3. Dynamic Routing with Variables

Instead of creating 50 different routes for 50 different services, you can use Path Parameters to create a “Smart Proxy.” This allows you to pass parts of the URL directly to your backend.

The Strategy: Capture a segment of the URL as a variable and inject it into the backend URL.

  • Route Path: /{path*}
  • Backend Type: HTTP
  • URL: https://load-balancer-address/${request.path[path]}

Why this is powerful: If a user hits api.example.com/orders, the Gateway dynamically translates the backend request to internal-load-balancer-address/orders. This reduces deployment maintenance significantly.

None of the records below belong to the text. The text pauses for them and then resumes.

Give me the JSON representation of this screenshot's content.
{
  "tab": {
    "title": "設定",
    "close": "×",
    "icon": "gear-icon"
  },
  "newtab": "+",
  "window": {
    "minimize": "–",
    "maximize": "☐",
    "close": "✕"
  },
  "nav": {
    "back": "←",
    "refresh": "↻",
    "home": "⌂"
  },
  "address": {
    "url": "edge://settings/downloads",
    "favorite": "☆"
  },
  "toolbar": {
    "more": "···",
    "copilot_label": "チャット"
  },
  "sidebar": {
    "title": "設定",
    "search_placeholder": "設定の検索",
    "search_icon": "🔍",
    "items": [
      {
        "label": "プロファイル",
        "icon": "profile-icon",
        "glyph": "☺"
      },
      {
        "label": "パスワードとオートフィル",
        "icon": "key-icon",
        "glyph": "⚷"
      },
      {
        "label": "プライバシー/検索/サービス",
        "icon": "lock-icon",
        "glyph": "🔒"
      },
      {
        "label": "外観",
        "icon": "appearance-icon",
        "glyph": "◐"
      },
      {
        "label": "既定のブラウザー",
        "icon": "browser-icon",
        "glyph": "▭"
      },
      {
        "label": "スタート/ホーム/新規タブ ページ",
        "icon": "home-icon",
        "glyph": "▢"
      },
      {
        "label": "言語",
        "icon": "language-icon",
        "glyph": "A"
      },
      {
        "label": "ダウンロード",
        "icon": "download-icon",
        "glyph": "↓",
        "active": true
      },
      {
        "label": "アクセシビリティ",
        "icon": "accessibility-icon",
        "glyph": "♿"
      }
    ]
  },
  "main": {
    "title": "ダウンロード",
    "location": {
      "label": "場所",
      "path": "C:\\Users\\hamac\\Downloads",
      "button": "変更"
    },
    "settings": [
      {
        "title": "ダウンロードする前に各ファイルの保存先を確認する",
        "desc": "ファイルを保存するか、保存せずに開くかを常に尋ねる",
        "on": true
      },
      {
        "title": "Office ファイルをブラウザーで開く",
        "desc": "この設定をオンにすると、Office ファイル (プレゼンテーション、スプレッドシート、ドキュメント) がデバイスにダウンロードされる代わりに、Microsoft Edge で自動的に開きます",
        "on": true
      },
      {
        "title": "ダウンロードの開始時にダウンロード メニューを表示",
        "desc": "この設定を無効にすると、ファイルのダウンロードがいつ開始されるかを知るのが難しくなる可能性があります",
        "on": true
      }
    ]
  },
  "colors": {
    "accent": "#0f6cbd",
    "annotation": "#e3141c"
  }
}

4. Dynamic Data Flow: Implementing Header Transformations

One of the most powerful features of OCI API Gateway is its ability to transform requests and responses dynamically. Your backend services often need user data (like username or email) but shouldn’t have to parse raw JWT tokens. Once OCI API Gateway validates the token issued by Okta, it can extract the required claims and forward them to the backend as clean, meaningful HTTP headers using Header Transformations.

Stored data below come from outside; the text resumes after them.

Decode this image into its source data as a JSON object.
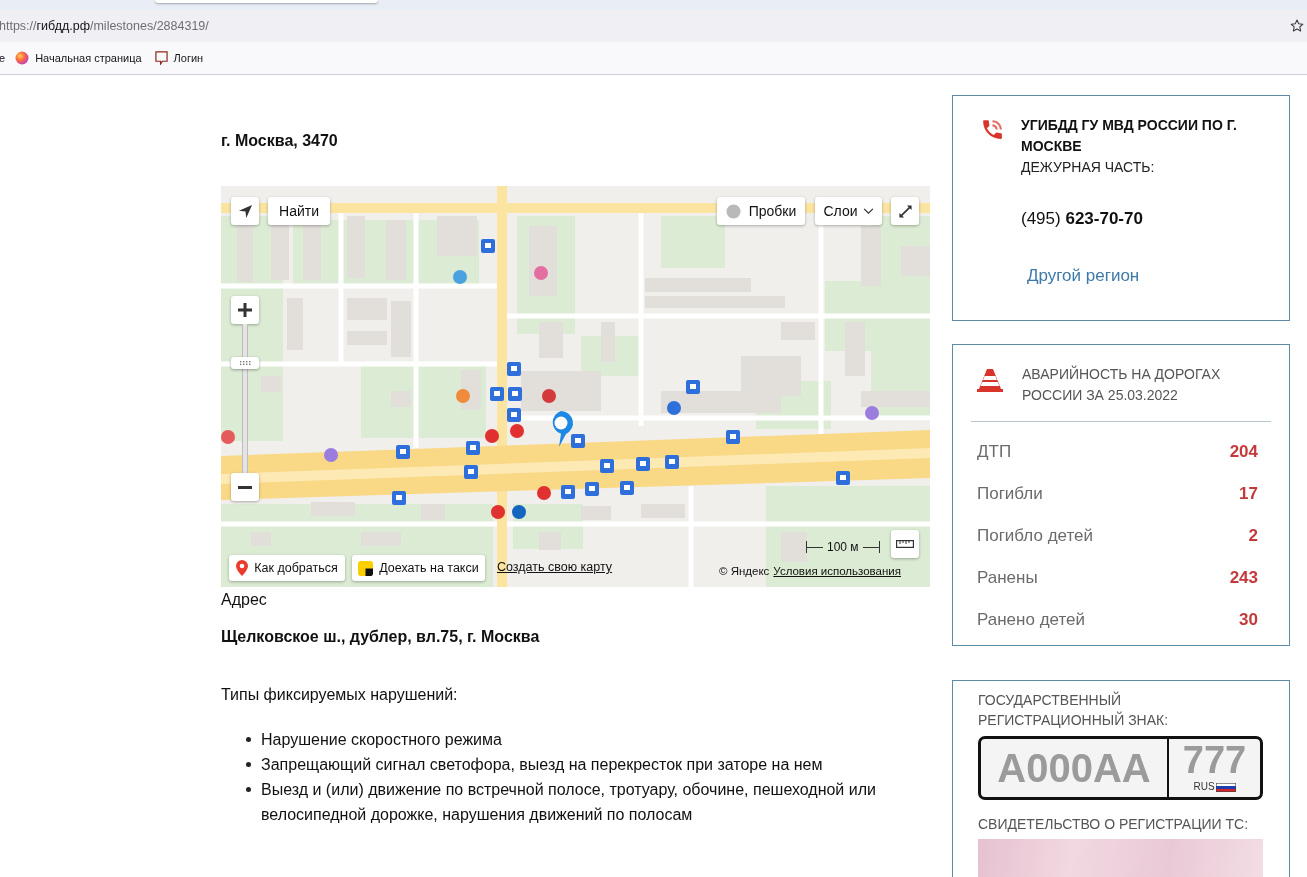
{
  "browser": {
    "url": {
      "scheme": "https://",
      "host": "гибдд.рф",
      "path": "/milestones/2884319/"
    },
    "bookmarks": [
      {
        "kind": "cut",
        "label": "е"
      },
      {
        "kind": "home",
        "label": "Начальная страница"
      },
      {
        "kind": "login",
        "label": "Логин"
      }
    ]
  },
  "page": {
    "title": "г. Москва, 3470",
    "map": {
      "search_button": "Найти",
      "traffic_button": "Пробки",
      "layers_button": "Слои",
      "zoom": {
        "level": 0.74
      },
      "route_button": "Как добраться",
      "taxi_button": "Доехать на такси",
      "create_map_link": "Создать свою карту",
      "scale": "100 м",
      "copyright": "© Яндекс",
      "terms_link": "Условия использования"
    },
    "address_label": "Адрес",
    "address": "Щелковское ш., дублер, вл.75, г. Москва",
    "violations_title": "Типы фиксируемых нарушений:",
    "violations": [
      "Нарушение скоростного режима",
      "Запрещающий сигнал светофора, выезд на перекресток при заторе на нем",
      "Выезд и (или) движение по встречной полосе, тротуару, обочине, пешеходной или велосипедной дорожке, нарушения движений по полосам"
    ]
  },
  "sidebar": {
    "contact": {
      "title": "УГИБДД ГУ МВД РОССИИ ПО Г. МОСКВЕ",
      "subtitle": "ДЕЖУРНАЯ ЧАСТЬ:",
      "phone": "(495) **623-70-70**",
      "region_link": "Другой регион"
    },
    "accidents": {
      "title": "АВАРИЙНОСТЬ НА ДОРОГАХ РОССИИ ЗА 25.03.2022",
      "rows": [
        {
          "label": "ДТП",
          "value": "204"
        },
        {
          "label": "Погибли",
          "value": "17"
        },
        {
          "label": "Погибло детей",
          "value": "2"
        },
        {
          "label": "Ранены",
          "value": "243"
        },
        {
          "label": "Ранено детей",
          "value": "30"
        }
      ]
    },
    "documents": {
      "plate_title": "ГОСУДАРСТВЕННЫЙ РЕГИСТРАЦИОННЫЙ ЗНАК:",
      "plate": {
        "number": "А000АА",
        "region": "777",
        "country": "RUS"
      },
      "certificate_title": "СВИДЕТЕЛЬСТВО О РЕГИСТРАЦИИ ТС:"
    }
  }
}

Header Transformations are under Route request policies for a route. They are applied before the request is forwarded to the backend.

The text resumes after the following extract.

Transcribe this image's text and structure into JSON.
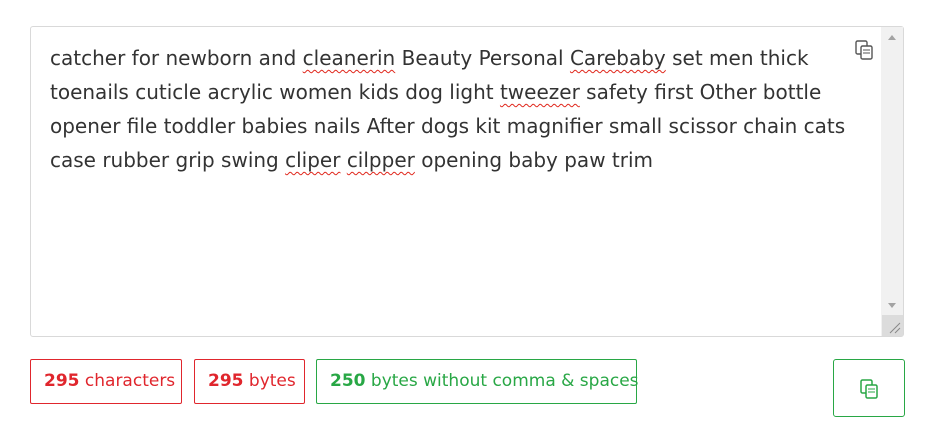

The following example shows how to configure header transformations in the API Gateway, which transforms the claims from the Okta-issued token into custom HTTP headers that are sent to the backend service.

Optional: Debugging the Headers Sent to the Backend: The Echo Function

While designing transformations, it can be useful to verify exactly what headers the API Gateway is forwarding.A simple way to do this is to temporarily configure a lightweight backend (for example, an OCI Function) that returns all the headers it receives.

Create a simple OCI Function that just returns all the headers it receives. This will be our temporary backend for debugging.

import io
import json
from fdk import response

def handler(ctx, data: io.BytesIO = None):
    # Extract all request headers
    headers = dict(ctx.Headers())
    # Prepare a JSON response with the headers
    response_data = json.dumps({"received_headers": headers}, indent=2)

    return response.Response(
        ctx,
        response_data=response_data,
        headers={"Content-Type": "application/json"}
    )

Configure API Gateway Route to Echo Function:

  • Edit your API Deployment.
  • Add a new route (e.g., /echo).
  • Methods: GET
  • Backend Type: Oracle Functions
  • Select your Function Application and the header-echo-function.
  • Save/Update Deployment.

Now, if you call https://api.example.com/echo, you’ll get a JSON response showing all the headers the OCI Function received. This includes headers added by the Gateway, such as claims from the JWT.

This output is invaluable for understanding how data flows and for planning your transformations.

Conclusion

By leveraging OCI API Gateway with Okta OIDC, custom domains, stock responses, and powerful header transformations, you can build a highly secure, flexible, and developer-friendly API infrastructure. This approach ensures that your backend services only receive validated, transformed, and authorized requests, simplifying your microservice development and strengthening your overall security posture.